Namun keduanya gagal lolos ke Senayan karena PPP tak lolos ambang batas parlemen sebesar 4 persen. Partai berlambang Ka’bah tersebut hanya meraih 5.878.777 suara atau 3,87 persen.

Gugatan perselisihan hasil pemilihan umum (PHPU) Pileg 2024 bakal diputuskan hari ini, Selasa, 21 Mei hingga besok, Rabu, 22 Mei. Dalam pembacaan putusan dismissal, MK akan menetapkan perkara mana saja yang lanjut ke pembuktian dan tidak.”MK akan menggelar sidang pengucapan putusan/ketetapan terhadap 207 perkara PHPU pileg,’’ kata Jubir MK Fajar Laksono kemarin.

Sesuai jadwal, ada 155 perkara yang dibacakan hari ini. Dilanjutkan besok sebanyak 52 perkara. Peneliti Perkumpulan untuk Pemilu dan Demokrasi (Perludem) Muhammad Ihsan Maulana, mengatakan jika melihat jadwal tersebut, sangat mungkin 207 perkara yang dibacakan akan diputus tidak dilanjutkan. Sementara sisanya bakal dilanjutkan.

’’78 perkara (yang tidak dibacakan) itu akan lanjut dalam sidang pembuktian,’’ ujarnya dalam paparan hasil pemantauan PHPU di Cikini, Jakarta, kemarin.

Jumlah itu terhitung cukup banyak dibanding lima tahun lalu. Kala itu hanya 30 perkara yang lanjut ke pembuktian. Banyaknya potensi perkara yang lanjut ke pembuktian menjadi tantangan tersendiri untuk MK. Sebab, waktu yang tersisa tidak banyak. ’’Di sisa 15 hari kerja, MK harus memutuskan,’’ jelasnya.

Dari pencermatannya, memang ada sejumlah kasus yang perlu dielaborasi ke sidang pembuktian. Salah satunya perkara PPP. Dalam sidang awal, PPP maupun Garuda sebagai pihak terkait baru sebatas saling klaim. Sehingga perlu dibuktikan masing-masing.

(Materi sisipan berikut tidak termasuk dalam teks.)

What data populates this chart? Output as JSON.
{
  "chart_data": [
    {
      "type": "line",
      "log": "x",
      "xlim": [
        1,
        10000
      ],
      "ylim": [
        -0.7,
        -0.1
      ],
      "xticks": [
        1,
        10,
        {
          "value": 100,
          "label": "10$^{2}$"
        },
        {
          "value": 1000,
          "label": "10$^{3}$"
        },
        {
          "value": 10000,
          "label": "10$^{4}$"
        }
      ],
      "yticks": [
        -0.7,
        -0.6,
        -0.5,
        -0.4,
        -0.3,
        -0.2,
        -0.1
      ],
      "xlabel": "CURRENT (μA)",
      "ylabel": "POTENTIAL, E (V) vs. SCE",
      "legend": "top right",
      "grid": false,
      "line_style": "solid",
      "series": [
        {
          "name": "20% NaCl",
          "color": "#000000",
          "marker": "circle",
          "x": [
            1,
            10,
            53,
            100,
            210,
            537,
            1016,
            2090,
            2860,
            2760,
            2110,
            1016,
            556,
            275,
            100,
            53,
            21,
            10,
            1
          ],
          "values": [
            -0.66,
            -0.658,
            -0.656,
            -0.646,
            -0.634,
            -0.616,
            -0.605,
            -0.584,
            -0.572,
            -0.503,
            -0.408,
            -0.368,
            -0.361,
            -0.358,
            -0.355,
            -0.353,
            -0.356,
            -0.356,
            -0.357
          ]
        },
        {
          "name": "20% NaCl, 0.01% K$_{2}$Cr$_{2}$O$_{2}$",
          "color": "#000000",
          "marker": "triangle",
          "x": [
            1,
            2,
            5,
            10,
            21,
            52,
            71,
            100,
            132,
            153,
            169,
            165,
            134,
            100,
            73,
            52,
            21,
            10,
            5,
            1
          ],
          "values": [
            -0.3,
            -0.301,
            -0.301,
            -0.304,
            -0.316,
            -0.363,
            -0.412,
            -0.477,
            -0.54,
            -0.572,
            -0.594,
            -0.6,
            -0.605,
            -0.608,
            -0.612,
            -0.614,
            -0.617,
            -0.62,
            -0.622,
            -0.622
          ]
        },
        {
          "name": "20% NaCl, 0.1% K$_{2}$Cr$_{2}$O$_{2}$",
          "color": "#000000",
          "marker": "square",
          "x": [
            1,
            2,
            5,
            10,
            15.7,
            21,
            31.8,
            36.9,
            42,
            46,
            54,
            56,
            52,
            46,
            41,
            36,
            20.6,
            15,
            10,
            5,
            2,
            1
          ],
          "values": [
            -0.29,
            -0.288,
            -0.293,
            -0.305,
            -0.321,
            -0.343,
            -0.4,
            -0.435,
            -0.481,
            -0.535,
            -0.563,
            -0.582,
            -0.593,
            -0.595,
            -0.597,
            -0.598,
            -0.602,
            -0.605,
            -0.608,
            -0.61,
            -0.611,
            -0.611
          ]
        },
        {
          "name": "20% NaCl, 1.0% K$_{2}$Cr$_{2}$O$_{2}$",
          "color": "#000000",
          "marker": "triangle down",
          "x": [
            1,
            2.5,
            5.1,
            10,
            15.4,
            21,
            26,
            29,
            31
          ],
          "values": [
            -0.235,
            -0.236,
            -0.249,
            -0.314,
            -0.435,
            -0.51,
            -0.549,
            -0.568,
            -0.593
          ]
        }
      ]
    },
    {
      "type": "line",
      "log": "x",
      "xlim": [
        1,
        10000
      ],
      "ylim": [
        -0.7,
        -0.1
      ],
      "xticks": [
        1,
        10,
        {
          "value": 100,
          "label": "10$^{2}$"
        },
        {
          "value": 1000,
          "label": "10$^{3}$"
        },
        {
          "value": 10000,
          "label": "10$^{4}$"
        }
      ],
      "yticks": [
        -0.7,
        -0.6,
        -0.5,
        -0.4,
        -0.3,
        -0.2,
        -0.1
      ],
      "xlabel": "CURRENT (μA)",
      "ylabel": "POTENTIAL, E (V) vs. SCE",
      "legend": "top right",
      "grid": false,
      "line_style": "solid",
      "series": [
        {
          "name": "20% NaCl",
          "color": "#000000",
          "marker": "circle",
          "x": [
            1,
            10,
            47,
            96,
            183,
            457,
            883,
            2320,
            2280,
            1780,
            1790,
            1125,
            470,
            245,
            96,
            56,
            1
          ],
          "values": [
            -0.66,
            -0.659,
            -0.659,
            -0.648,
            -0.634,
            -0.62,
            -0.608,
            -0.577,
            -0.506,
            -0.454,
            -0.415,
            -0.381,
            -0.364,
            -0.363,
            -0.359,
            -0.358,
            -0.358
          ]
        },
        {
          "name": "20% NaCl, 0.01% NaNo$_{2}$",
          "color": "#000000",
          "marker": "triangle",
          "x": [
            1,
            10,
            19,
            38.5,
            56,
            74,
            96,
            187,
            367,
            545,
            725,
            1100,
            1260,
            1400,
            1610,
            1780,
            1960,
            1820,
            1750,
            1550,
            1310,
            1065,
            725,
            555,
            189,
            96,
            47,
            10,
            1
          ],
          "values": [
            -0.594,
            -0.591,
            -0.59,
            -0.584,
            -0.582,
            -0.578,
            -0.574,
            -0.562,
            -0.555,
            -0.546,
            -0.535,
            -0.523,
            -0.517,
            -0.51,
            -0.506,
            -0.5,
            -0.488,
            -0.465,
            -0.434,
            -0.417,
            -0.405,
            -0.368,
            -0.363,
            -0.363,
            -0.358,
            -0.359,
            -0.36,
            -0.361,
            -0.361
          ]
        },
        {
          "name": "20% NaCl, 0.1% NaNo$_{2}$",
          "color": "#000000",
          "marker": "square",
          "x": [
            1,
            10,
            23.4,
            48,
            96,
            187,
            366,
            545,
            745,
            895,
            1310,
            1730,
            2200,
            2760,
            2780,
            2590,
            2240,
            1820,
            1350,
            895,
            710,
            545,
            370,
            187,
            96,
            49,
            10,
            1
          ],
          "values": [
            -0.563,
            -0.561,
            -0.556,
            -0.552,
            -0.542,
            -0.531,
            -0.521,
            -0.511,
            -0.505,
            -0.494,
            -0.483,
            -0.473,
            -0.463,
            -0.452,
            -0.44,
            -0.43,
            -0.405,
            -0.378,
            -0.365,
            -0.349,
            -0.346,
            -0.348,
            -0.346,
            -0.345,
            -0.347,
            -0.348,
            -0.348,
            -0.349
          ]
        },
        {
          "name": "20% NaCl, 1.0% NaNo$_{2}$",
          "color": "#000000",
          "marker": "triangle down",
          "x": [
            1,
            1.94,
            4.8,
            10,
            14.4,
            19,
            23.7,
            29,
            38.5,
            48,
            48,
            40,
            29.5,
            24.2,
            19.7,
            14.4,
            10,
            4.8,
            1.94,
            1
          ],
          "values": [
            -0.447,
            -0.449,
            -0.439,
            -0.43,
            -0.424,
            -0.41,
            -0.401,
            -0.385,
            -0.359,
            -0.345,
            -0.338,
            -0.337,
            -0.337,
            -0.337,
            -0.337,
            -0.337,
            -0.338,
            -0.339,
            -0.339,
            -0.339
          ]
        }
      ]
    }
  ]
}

Bahkan, Ihsan berharap MK bisa menelisik lebih dalam potensi politik transaksional antara Garuda dan PPP. Pasalnya, cukup janggal ketika semua gugatan PPP mengklaim bahwa suaranya diambil Garuda. Apalagi, berdasar pengalaman, ada kecenderungan partai yang sudah pasti tidak lolos ke parlemen menjual suaranya.

“Ini yang harus diperiksa MK. Jangan sampai ada proses transaksional yang dilakukan antara pemohon dan partai pihak terkait,’’ tuturnya.

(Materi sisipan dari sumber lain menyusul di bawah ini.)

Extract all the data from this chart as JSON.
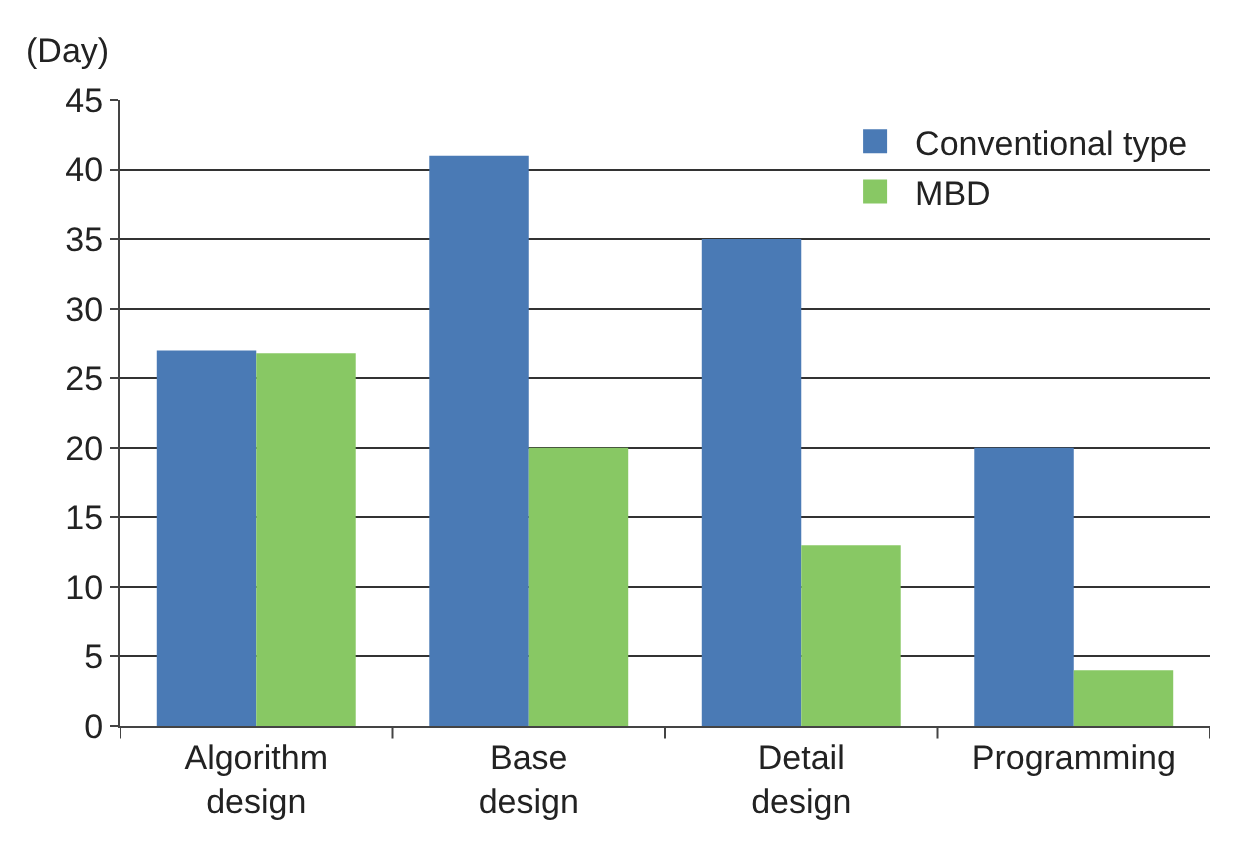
{
  "chart_data": {
    "type": "bar",
    "ylabel": "(Day)",
    "categories": [
      "Algorithm\ndesign",
      "Base\ndesign",
      "Detail\ndesign",
      "Programming"
    ],
    "series": [
      {
        "name": "Conventional type",
        "color": "#4a7ab5",
        "values": [
          27,
          41,
          35,
          20
        ]
      },
      {
        "name": "MBD",
        "color": "#88c864",
        "values": [
          26.8,
          20,
          13,
          4
        ]
      }
    ],
    "ylim": [
      0,
      45
    ],
    "yticks": [
      0,
      5,
      10,
      15,
      20,
      25,
      30,
      35,
      40,
      45
    ],
    "grid": "y",
    "legend": "top right"
  }
}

Selain itu, dari pemantauan Perludem, ada sejumlah kasus yang jadi perhatian. Salah satunya kasus dicabutnya permohonan yang diduga bernuansa tekanan. Indikasinya terlihat dari tidak keluarnya rekomendasi partai untuk PHPU.

Pencabutan itu justru berbahaya. Sebab, MK jadi kehilangan objek untuk mengecek kejanggalan prosesnya. “Tentu ini sesuatu yang tidak baik untuk mendorong keadilan substantif dalam konteks PHPU legislatif,” tuturnya.

Kahfi Adlan, peneliti Perludem lainnya, memaparkan bahwa dari hasil pemantauan Perludem, dalil yang paling banyak diajukan berkaitan dengan penggelembungan dan pengurangan suara.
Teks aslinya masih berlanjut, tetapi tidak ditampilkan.